In 2004 Leslie Ries and Thomas D. Sisk published a study in Ecology asking a simple and surprisingly unaddressed question: Considering the number of studies published describing habitat fragmentation and edge effects, why has the pattern and framework of these effects on ecosystems not been described? Ries and Sisk proposed a conceptual model in that paper that can account and predict, to some extent, the variability of an organism’s responses to different edges, usually indicated through an increase or decrease of abundance at the edge, or no change at all. The model is based on resources, predicting how organisms will be distributed across the edge between patches by the quality and quantity of resources available in the three zones (patch1 – edge – patch2).
There are three major explanatory factors for increased abundance at an edge: spillover/mass effects, the edge as an enhanced habitat and complementary resource distribution. Spillover is proximity based, where individuals will disperse into a non-habitat area across an edge. Abundance is increased at this edge because the edge habitat itself is more similar to the patch interiors. Edges can be enhanced habitats and display increased abundance when resources are unique to an edge or absent/rare in the adjacent patches. This particular factor can also start a chain of increased abundance, drawing predators to prey (i.e. particular seed <-- seed predator <-- bird of prey, though “resources” are not limited to food).
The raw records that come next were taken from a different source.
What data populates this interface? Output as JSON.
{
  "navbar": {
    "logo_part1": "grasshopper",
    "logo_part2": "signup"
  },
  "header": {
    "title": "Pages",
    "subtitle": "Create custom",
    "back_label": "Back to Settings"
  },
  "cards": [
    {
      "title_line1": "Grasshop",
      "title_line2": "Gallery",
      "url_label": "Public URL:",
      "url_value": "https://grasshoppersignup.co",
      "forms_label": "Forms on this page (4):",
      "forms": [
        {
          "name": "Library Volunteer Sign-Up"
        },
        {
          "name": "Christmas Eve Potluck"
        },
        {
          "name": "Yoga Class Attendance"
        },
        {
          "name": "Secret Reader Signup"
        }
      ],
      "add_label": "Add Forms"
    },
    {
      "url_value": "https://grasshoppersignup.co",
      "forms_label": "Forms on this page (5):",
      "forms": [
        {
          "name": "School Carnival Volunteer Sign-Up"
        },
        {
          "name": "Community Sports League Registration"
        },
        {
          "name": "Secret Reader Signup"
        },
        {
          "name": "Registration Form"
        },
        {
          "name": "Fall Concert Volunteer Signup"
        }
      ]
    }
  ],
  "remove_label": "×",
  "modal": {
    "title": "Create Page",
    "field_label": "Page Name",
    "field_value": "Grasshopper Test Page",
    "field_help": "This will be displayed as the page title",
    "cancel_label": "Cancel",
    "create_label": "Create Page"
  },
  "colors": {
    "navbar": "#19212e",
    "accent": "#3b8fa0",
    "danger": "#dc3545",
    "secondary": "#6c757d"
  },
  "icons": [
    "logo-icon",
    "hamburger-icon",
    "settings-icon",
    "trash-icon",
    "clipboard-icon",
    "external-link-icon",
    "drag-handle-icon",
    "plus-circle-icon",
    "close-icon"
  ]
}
A complementary resource distribution describes a situation where two patches have different, desirable resources, which makes living on the edge of the two patches advantageous: equal access to both.
Complementary resource distribution is well illustrated by the brown-headed cowbird. The cowbird is measured at greater abundances at particular edges for ease of access to two vital resources. It forages in pastures and meadows and parasitizes songbirds in forests, famously laying its eggs in other birds’ nests and sloughing the work of incubating and raising the cowbird’s chick on the unsuspecting songbird mother, whose chicks are often pushed out of the nest completely by the invader. It’s important to note, however, that some studies of these birds have not found strong evidence for the preference of pasture-forest edges, which complicates the evaluation of edge responses. (I’ll get back to this idea later in the post.)
Edge avoidance is a bit more straightforward. When a decreased abundance is observed at an edge, it’s typically because the edge has become hostile to the organism because of a reduction of a particular resource. But, as the authors explain, it’s important to realize that there will probably still be a dispersion of individuals across the edge. They don’t just stop at the theoretical boundary. In this case, there’s a gradient of organism-specific habitat quality that can be graphed across the edge, from high quality and high abundance to low quality and relatively low abundance.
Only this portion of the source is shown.